It won't be long before new Australian mums will be screened for postnatal depression thanks to the work of the national depression group beyond blue. The group is in talks with the federal government to introduce the test and also to support a British study of 1400 women that has revealed that mothers of twins and triplets are almost twice as likely to become depressed. According to recent stats, almost 16% of Aussie mums develop some form of depression and for the most part, help only comes when women are already depressed. A measure to screen new mums nationally would be a step in identifying the triggers for depression and getting women help much earlier. The truth is that many women become depressed antenatally (during pregnancy) but the depression is never identified until postpartum. Based on the results of the British data, beyond blue deputy chief executive Nicole Highet has said that Australian mothers of multiples are at a greater risk of becoming depressed often because of the trauma or challenges involved in getting pregnant (complications with IVF, for example) and in getting the babies into the world safely (caesareans, separation after birth, etc). This is aside from the fact that while having one baby is exhausting, having two or three newborns can be even more so. On top of this, the unrealistic pressures placed on mothers today only makes for a perfect platform for emotional collapse. Highet argues:
"Long-term untreated PND can cause delayed cognitive and emotional development in the baby. The benefits of picking up PND early are immense."
Postnatal depression especially effects the partners of women: Highet notes that 50-60% of partners are also depressed.

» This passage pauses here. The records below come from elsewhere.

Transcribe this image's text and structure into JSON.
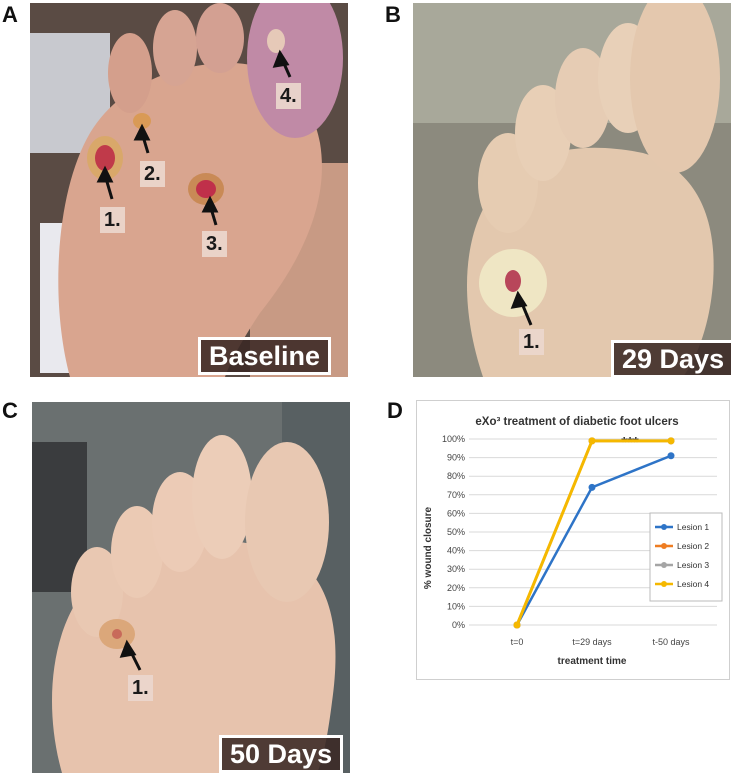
{
  "panels": {
    "a": {
      "letter": "A",
      "caption": "Baseline",
      "lesions": [
        "1.",
        "2.",
        "3.",
        "4."
      ]
    },
    "b": {
      "letter": "B",
      "caption": "29 Days",
      "lesions": [
        "1."
      ]
    },
    "c": {
      "letter": "C",
      "caption": "50 Days",
      "lesions": [
        "1."
      ]
    },
    "d": {
      "letter": "D"
    }
  },
  "colors": {
    "lesion1": "#2e74c7",
    "lesion2": "#ee7d22",
    "lesion3": "#a5a5a5",
    "lesion4": "#f5b800",
    "grid": "#d9d9d9"
  },
  "chart_data": {
    "type": "line",
    "title": "eXo³ treatment of diabetic foot ulcers",
    "xlabel": "treatment time",
    "ylabel": "% wound closure",
    "categories": [
      "t=0",
      "t=29 days",
      "t-50 days"
    ],
    "yticks": [
      "0%",
      "10%",
      "20%",
      "30%",
      "40%",
      "50%",
      "60%",
      "70%",
      "80%",
      "90%",
      "100%"
    ],
    "ylim": [
      0,
      100
    ],
    "grid": true,
    "legend_position": "right",
    "annotation": "***",
    "series": [
      {
        "name": "Lesion 1",
        "values": [
          0,
          74,
          91
        ]
      },
      {
        "name": "Lesion 2",
        "values": [
          0,
          99,
          99
        ]
      },
      {
        "name": "Lesion 3",
        "values": [
          0,
          99,
          99
        ]
      },
      {
        "name": "Lesion 4",
        "values": [
          0,
          99,
          99
        ]
      }
    ]
  }
}
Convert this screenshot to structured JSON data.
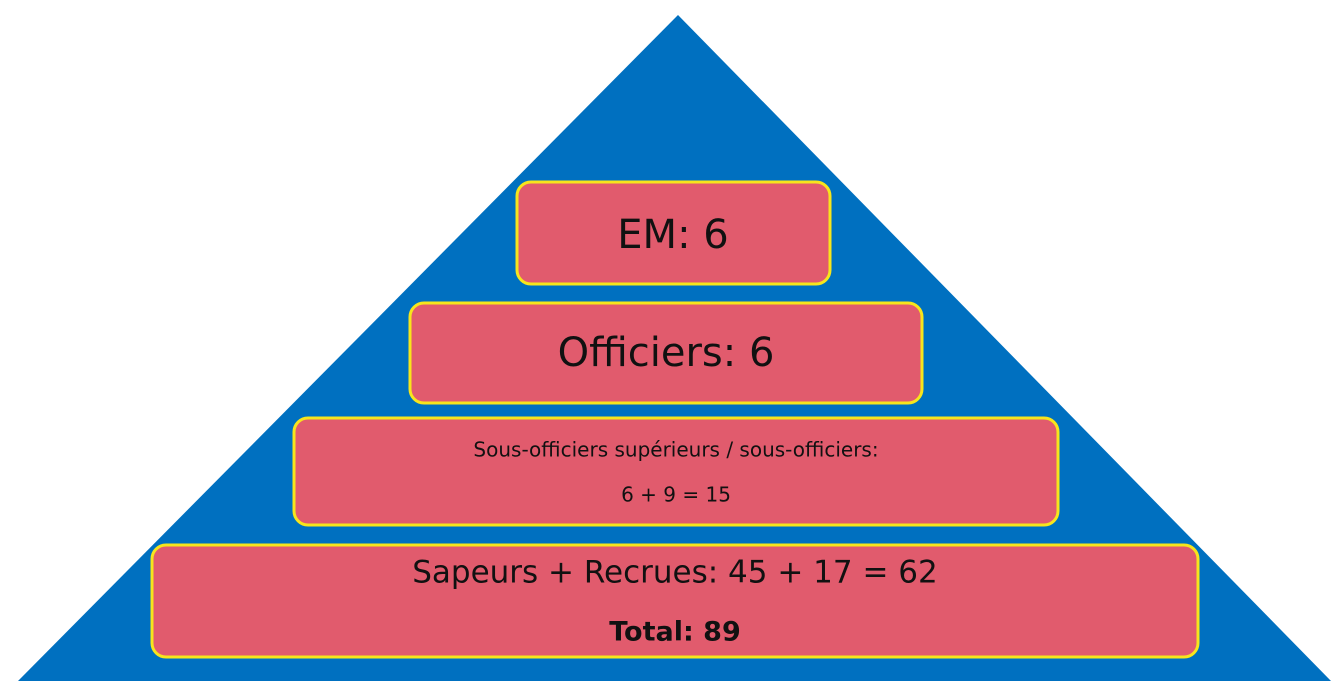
{
  "levels": [
    {
      "lines": [
        "EM: 6"
      ]
    },
    {
      "lines": [
        "Officiers: 6"
      ]
    },
    {
      "lines": [
        "Sous-officiers supérieurs / sous-officiers:",
        "6 + 9 = 15"
      ]
    },
    {
      "lines": [
        "Sapeurs + Recrues: 45 + 17 = 62",
        "Total: 89"
      ]
    }
  ]
}
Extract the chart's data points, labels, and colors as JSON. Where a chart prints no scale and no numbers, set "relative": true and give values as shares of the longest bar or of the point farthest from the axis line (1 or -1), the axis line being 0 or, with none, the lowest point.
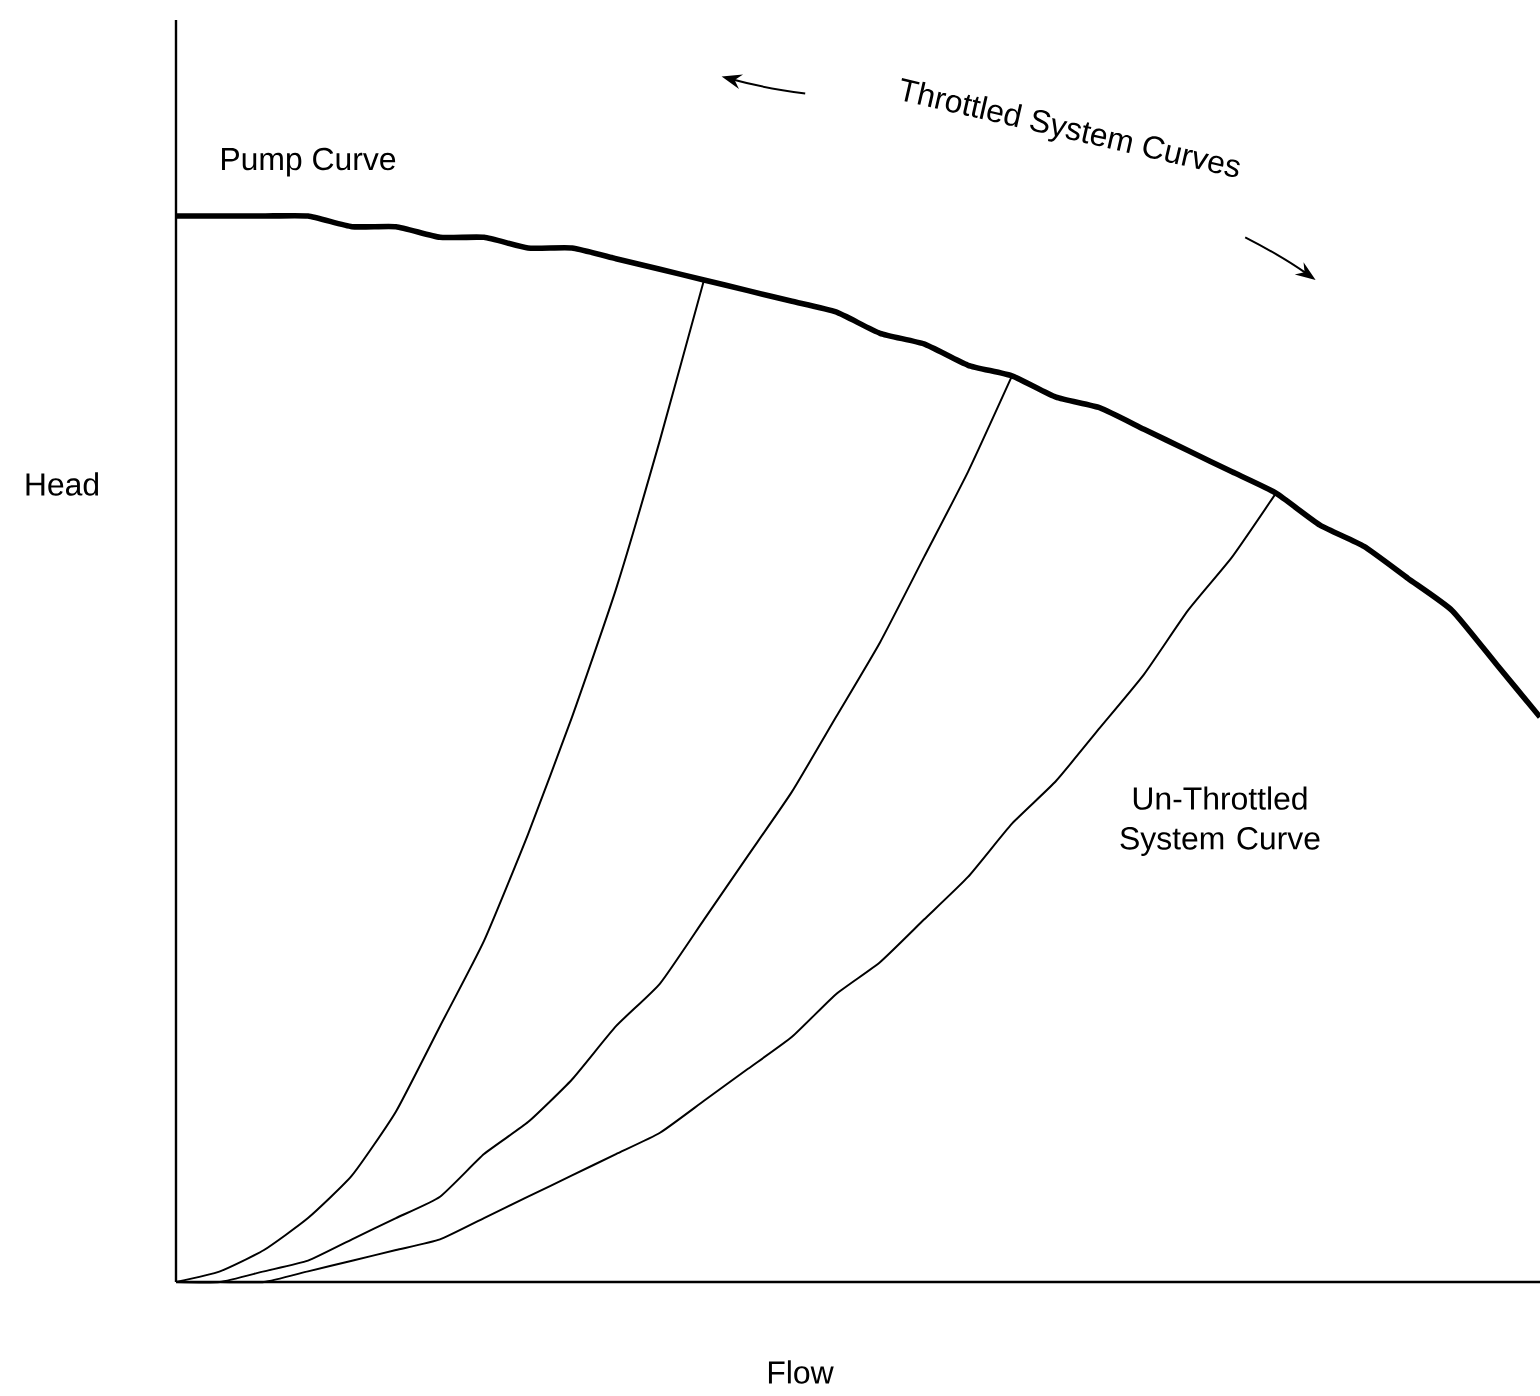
{
  "chart_data": {
    "type": "line",
    "relative": true,
    "xlabel": "Flow",
    "ylabel": "Head",
    "categories": [
      null,
      null,
      null,
      null,
      null,
      null,
      null,
      null,
      null,
      null,
      null,
      null,
      null,
      null,
      null,
      null,
      null,
      null,
      null,
      null,
      null,
      null,
      null,
      null,
      null,
      null,
      null,
      null,
      null,
      null,
      null,
      null
    ],
    "series": [
      {
        "name": "Pump Curve",
        "color": "#000000",
        "values": [
          1.0,
          1.0,
          1.0,
          1.0,
          0.99,
          0.99,
          0.98,
          0.98,
          0.97,
          0.97,
          0.96,
          0.95,
          0.94,
          0.93,
          0.92,
          0.91,
          0.89,
          0.88,
          0.86,
          0.85,
          0.83,
          0.82,
          0.8,
          0.78,
          0.76,
          0.74,
          0.71,
          0.69,
          0.66,
          0.63,
          0.58,
          0.53
        ]
      },
      {
        "color": "#000000",
        "values": [
          0,
          0.01,
          0.03,
          0.06,
          0.1,
          0.16,
          0.24,
          0.32,
          0.42,
          0.53,
          0.65,
          0.79,
          0.94,
          null,
          null,
          null,
          null,
          null,
          null,
          null,
          null,
          null,
          null,
          null,
          null,
          null,
          null,
          null,
          null,
          null,
          null,
          null
        ]
      },
      {
        "color": "#000000",
        "values": [
          0,
          0.0,
          0.01,
          0.02,
          0.04,
          0.06,
          0.08,
          0.12,
          0.15,
          0.19,
          0.24,
          0.28,
          0.34,
          0.4,
          0.46,
          0.53,
          0.6,
          0.68,
          0.76,
          0.85,
          null,
          null,
          null,
          null,
          null,
          null,
          null,
          null,
          null,
          null,
          null,
          null
        ]
      },
      {
        "name": "Un-Throttled System Curve",
        "color": "#000000",
        "values": [
          0,
          0.0,
          0.0,
          0.01,
          0.02,
          0.03,
          0.04,
          0.06,
          0.08,
          0.1,
          0.12,
          0.14,
          0.17,
          0.2,
          0.23,
          0.27,
          0.3,
          0.34,
          0.38,
          0.43,
          0.47,
          0.52,
          0.57,
          0.63,
          0.68,
          0.74,
          null,
          null,
          null,
          null,
          null,
          null
        ]
      }
    ],
    "annotations": [
      "Throttled System Curves"
    ]
  }
}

Help can not come soon enough. It's amazing: for all of the technology that has managed to save babies in the long run in the US and Australia, for instance, at the same time, technology has also managed to fundamentally change the ways in which women get pregnant, give birth and do motherhood. It is frustrating that with all of the changes that have come to maternity since the rise of hospital birth and obstetrics as a legitimate profession during the Industrial Revolution, there have been very few measures enacted that are solely designed to support mothers emotionally and psychologically. Up until now, we have been very focused on outcomes, making sure the 'products' of birth (e.g. babies) are healthy and that mothers come out on the other end alive. While this is an obvious mark of progress historically (especially in light of my recent post about birth in Tanzania), at the same time, if our mothers aren't happy and well, there is little chance that our babies will also remain healthy and well. Women who are supported (by partners, friends, families, midwives, etc) do much better statistically than women who go at pregnancy, birth and motherhood alone (and this is not implying that all women need to have partners to be good mums). Historically, it has been much more intellectually satisfying for medical professionals to focus on the physical problems associated with pregnancy and birth. Yet, the pastoral care for the mother is extraordinarily important perhaps even more so than the intensive care of infants. The people that ultimately care for babies are parents, and by and large mothers.
If mama ain't happy, ain't nobody happy.